Furthermore, of the total calls fielded by the 24×7 helpline volunteers, those requiring critical consultancy — where people are consulted on probable mental health and psycho-social issues — have almost doubled.
“People are in distress. The calls for quality consultancy have gone up from 1,085 calls in March to 2,078 calls in April,” K. Sekar, head of the Department of Psychosocial Care and Disaster Management at NIMHANS, told ThePrint.
He added: “Some people are in distress because they have gone through so much, such as a death or deaths in their family. Our consultants ask them to keep talking.
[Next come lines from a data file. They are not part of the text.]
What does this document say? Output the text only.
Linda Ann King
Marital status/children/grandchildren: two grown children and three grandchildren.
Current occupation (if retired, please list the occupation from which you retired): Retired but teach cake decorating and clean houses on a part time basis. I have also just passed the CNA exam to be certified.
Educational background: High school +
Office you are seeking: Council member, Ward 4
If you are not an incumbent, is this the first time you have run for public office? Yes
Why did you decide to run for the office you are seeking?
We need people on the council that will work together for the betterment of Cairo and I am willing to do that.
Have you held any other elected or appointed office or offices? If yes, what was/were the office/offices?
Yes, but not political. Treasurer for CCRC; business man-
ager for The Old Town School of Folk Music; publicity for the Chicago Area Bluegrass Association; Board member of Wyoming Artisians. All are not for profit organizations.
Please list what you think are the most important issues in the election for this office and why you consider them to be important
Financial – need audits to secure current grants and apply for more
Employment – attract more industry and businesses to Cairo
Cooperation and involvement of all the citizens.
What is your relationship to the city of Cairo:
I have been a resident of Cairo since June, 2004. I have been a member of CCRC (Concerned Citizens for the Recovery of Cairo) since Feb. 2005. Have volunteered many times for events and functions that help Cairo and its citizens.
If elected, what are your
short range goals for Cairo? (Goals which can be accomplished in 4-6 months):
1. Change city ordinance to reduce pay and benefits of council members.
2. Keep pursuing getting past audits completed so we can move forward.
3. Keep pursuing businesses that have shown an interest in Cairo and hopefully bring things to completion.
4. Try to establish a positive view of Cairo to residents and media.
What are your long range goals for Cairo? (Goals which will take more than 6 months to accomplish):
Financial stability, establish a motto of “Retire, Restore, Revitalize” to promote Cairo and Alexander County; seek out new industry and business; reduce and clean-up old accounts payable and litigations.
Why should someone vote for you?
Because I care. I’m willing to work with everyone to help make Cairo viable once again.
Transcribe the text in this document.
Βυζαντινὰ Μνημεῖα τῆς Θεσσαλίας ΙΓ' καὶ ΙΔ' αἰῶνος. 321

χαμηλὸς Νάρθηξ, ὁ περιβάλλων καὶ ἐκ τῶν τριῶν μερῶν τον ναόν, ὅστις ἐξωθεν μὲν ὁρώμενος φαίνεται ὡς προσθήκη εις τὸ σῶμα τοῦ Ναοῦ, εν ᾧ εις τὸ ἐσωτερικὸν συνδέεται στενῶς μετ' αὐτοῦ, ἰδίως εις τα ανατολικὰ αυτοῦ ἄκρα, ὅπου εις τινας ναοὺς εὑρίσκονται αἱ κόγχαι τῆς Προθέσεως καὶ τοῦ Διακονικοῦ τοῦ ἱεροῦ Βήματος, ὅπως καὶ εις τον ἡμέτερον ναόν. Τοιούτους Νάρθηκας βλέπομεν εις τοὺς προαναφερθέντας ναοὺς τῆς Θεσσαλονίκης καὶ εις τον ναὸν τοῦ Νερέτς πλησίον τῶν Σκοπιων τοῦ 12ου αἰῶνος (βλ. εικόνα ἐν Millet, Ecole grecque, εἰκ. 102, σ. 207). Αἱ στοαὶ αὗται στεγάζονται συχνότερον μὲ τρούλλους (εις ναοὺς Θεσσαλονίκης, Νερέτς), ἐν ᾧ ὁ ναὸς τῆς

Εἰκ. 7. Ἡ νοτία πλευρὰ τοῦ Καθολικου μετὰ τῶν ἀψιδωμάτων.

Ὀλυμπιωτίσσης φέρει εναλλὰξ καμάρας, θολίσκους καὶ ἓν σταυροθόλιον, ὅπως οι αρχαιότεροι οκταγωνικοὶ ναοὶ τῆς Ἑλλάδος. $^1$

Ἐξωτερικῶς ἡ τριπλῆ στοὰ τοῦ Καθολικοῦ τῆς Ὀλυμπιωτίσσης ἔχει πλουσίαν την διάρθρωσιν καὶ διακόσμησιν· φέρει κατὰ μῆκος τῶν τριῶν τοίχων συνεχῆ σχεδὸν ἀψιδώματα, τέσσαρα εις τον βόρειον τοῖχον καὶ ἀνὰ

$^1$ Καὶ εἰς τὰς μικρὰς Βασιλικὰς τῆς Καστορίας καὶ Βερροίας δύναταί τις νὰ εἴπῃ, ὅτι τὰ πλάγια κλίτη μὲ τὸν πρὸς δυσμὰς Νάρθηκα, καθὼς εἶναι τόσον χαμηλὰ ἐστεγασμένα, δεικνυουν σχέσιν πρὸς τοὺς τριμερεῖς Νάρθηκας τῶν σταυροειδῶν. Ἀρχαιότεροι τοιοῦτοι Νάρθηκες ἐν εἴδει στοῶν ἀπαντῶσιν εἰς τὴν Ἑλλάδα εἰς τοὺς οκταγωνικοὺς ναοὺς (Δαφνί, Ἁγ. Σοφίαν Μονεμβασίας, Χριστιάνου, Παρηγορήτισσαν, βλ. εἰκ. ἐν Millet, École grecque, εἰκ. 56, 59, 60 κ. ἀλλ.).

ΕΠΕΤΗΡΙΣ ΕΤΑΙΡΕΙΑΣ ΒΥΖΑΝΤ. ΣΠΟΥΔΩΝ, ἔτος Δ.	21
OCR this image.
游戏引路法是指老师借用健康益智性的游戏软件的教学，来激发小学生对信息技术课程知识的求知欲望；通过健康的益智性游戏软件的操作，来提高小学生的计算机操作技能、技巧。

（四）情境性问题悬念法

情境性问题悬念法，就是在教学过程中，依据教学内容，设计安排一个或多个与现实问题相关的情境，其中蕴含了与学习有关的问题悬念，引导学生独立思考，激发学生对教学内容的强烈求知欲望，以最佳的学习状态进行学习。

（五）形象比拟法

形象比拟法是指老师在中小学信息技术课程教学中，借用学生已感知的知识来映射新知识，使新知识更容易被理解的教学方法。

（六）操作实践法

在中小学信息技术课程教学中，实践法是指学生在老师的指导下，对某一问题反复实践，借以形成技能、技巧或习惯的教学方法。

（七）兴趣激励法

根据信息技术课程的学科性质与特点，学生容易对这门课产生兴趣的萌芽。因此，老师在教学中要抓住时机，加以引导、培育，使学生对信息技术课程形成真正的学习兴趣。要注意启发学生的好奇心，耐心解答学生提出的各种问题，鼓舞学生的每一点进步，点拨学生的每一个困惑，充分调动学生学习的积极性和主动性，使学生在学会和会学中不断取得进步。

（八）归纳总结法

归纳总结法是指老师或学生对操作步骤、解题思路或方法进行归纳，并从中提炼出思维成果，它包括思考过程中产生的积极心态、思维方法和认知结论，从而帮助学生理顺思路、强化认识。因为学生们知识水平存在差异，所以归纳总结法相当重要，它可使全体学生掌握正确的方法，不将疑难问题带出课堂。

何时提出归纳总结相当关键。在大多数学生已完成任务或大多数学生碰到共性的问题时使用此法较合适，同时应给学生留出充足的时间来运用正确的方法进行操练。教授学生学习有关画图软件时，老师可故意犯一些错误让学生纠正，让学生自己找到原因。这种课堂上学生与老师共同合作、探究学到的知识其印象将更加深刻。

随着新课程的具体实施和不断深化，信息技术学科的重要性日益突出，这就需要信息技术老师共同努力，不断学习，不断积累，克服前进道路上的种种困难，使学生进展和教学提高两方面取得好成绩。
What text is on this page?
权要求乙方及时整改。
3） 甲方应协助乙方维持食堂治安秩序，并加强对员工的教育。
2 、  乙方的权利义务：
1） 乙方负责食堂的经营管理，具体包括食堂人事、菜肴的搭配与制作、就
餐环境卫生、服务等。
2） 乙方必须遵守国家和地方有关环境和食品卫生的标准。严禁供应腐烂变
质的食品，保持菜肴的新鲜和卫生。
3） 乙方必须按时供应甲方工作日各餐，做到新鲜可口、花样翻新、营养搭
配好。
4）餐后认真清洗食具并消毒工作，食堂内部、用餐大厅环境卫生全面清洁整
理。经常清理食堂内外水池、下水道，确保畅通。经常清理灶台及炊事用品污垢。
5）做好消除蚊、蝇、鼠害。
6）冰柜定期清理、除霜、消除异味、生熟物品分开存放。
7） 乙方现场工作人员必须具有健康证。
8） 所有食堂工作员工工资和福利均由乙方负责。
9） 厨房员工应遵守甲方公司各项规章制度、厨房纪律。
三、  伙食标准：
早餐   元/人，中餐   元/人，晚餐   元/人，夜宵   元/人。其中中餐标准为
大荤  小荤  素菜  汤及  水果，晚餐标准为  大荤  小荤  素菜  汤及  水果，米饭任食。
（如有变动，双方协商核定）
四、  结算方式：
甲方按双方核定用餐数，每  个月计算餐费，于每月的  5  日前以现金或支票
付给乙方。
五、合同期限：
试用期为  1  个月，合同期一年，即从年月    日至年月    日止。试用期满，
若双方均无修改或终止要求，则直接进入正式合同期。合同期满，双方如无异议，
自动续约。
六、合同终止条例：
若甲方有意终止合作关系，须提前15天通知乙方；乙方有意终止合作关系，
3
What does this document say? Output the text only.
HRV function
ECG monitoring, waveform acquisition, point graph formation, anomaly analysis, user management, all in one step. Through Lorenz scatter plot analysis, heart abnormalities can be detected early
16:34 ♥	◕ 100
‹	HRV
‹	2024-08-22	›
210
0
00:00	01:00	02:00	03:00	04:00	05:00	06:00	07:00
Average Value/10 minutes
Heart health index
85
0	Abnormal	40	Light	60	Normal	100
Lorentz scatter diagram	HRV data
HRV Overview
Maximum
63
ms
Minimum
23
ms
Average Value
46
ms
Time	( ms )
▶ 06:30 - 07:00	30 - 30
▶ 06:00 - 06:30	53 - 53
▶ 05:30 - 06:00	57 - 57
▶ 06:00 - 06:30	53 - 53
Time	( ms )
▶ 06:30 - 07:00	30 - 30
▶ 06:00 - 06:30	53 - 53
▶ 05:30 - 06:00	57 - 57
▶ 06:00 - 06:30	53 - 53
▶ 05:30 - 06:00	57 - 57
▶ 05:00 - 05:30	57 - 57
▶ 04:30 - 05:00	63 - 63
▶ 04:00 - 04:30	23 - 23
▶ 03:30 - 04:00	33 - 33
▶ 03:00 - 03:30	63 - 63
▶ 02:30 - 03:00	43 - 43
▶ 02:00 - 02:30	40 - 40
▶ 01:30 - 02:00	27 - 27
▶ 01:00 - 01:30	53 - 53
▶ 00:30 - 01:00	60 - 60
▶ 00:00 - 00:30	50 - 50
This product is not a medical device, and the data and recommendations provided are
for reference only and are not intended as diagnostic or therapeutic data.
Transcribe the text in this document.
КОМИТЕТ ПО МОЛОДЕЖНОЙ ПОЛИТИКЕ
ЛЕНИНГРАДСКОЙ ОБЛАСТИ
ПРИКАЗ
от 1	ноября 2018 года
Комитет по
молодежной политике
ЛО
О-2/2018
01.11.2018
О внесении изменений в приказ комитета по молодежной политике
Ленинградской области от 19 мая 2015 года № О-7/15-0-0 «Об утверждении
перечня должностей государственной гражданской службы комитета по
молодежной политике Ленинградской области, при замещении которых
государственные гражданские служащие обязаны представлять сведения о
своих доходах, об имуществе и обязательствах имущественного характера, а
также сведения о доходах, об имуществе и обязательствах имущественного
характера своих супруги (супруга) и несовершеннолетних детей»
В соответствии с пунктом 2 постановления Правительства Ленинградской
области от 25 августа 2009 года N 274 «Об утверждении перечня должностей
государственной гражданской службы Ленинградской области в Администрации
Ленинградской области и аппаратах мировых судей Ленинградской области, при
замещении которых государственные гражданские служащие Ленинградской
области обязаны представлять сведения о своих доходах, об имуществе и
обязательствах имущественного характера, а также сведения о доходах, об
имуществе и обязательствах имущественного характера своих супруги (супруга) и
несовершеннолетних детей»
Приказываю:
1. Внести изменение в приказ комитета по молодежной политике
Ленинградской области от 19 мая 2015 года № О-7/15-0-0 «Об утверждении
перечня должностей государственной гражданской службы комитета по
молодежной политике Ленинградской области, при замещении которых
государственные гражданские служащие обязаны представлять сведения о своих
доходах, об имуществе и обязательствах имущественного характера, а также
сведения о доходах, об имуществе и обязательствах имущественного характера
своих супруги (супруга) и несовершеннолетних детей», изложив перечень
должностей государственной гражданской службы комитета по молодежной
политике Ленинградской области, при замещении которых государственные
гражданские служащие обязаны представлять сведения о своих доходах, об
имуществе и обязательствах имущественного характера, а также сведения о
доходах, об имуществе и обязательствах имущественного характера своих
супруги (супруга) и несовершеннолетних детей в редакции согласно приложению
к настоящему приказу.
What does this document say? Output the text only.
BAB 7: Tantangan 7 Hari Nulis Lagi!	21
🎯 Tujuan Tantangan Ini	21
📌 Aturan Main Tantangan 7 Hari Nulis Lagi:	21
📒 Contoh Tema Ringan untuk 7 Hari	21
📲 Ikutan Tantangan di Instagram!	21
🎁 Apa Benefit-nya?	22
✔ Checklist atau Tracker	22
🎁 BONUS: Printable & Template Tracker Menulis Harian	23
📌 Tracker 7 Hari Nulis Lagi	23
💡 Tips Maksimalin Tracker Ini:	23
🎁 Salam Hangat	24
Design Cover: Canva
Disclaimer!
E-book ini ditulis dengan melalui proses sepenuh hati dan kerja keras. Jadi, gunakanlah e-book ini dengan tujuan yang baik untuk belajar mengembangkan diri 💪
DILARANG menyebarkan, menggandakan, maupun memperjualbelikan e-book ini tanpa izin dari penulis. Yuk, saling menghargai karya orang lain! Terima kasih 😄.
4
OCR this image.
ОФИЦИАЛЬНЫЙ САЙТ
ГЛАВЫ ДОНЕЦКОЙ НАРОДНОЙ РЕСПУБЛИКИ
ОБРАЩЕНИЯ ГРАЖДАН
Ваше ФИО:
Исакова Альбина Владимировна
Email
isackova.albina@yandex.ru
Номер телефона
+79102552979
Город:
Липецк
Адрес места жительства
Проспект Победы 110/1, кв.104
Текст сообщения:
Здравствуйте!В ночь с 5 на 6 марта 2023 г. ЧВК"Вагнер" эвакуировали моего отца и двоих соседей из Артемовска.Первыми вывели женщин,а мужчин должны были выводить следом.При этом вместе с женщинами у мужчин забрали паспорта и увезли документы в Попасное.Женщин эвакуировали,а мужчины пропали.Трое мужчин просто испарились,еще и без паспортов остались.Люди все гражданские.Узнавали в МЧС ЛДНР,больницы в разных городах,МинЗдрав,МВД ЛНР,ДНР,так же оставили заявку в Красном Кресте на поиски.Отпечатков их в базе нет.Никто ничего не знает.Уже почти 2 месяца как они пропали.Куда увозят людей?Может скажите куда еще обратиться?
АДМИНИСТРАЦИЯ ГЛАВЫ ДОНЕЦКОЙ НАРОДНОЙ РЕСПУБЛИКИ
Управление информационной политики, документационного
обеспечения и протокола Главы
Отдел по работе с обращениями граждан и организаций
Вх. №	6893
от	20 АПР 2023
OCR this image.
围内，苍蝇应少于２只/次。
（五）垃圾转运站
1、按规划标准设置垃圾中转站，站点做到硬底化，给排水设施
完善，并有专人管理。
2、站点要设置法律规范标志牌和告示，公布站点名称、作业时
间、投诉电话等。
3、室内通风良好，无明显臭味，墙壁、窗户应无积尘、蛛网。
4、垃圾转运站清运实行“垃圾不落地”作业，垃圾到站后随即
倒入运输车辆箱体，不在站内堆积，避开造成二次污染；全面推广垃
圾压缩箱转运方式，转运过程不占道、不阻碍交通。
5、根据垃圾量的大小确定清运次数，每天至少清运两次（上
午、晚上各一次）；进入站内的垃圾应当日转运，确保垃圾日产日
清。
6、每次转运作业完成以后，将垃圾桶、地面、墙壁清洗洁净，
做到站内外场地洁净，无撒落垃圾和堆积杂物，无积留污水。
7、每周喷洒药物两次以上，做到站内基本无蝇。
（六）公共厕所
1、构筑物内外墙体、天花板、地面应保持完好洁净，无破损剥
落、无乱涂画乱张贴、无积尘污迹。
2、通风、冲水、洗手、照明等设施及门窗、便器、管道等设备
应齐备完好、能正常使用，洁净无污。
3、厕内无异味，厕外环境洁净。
They discuss how the imagery of the unfortunate events such as hospitals, ICUs or crematoriums keep coming back to them.”
“Some people are in distress because they are feeling guilty of not being able to cremate, get the one final glance or bid a goodbye to their dear ones,” Sekar further noted.
The NIMHANS helpline (080-4611 0007) was set up on 25 March 2020 when the nationwide lockdown was announced by Prime Minister Narendra Modi.
Since then, the institute has received over 4.48 lakh calls, mostly by people with no history of clinical mental illness.
Later, various mental health institutes, such as The Indian Psychiatric Society, merged their helpline numbers with the one set up by NIMHANS.
More than 40% hike in daily calls
According to Sekar, the helpline saw a surge in the number of calls this April with the devastating second wave of the pandemic and the critical shortage of medical supplies across the country.
“Of late, the numbers of calls were plateauing. However, they started rising in April. We were receiving around 400 calls per day, which increased to 700 calls per day in April,” he told ThePrint.
A majority of the calls fielded by the mental health professionals were to do with the anxiety over vaccines, the opening up of schools, and the credibility of Covaxin and Covishield. However, they also received several calls by migrant workers who were anxious about a probable lockdown.
“The age group of these callers, according to voice tone, is generally around 45-55 years. However, in April, we have received calls from adolescents and young adults as well,” said Sekar.
The institute is now working on a plan to communicate scientific and positive messages to the public.
“The group at the (health) ministry called Rapid Response Team is working on several communication materials such as video bytes that will be circulated soon through social media handles on mental health,” he said.
The crux of the information that NIMHANS is planning to communicate is based on “there is no need to feel guilt (of losing someone or seeing someone in bad condition). All these things are beyond your control. Whatever is happening around us is a natural phenomenon due to the abnormal situation around you,” Sekar said.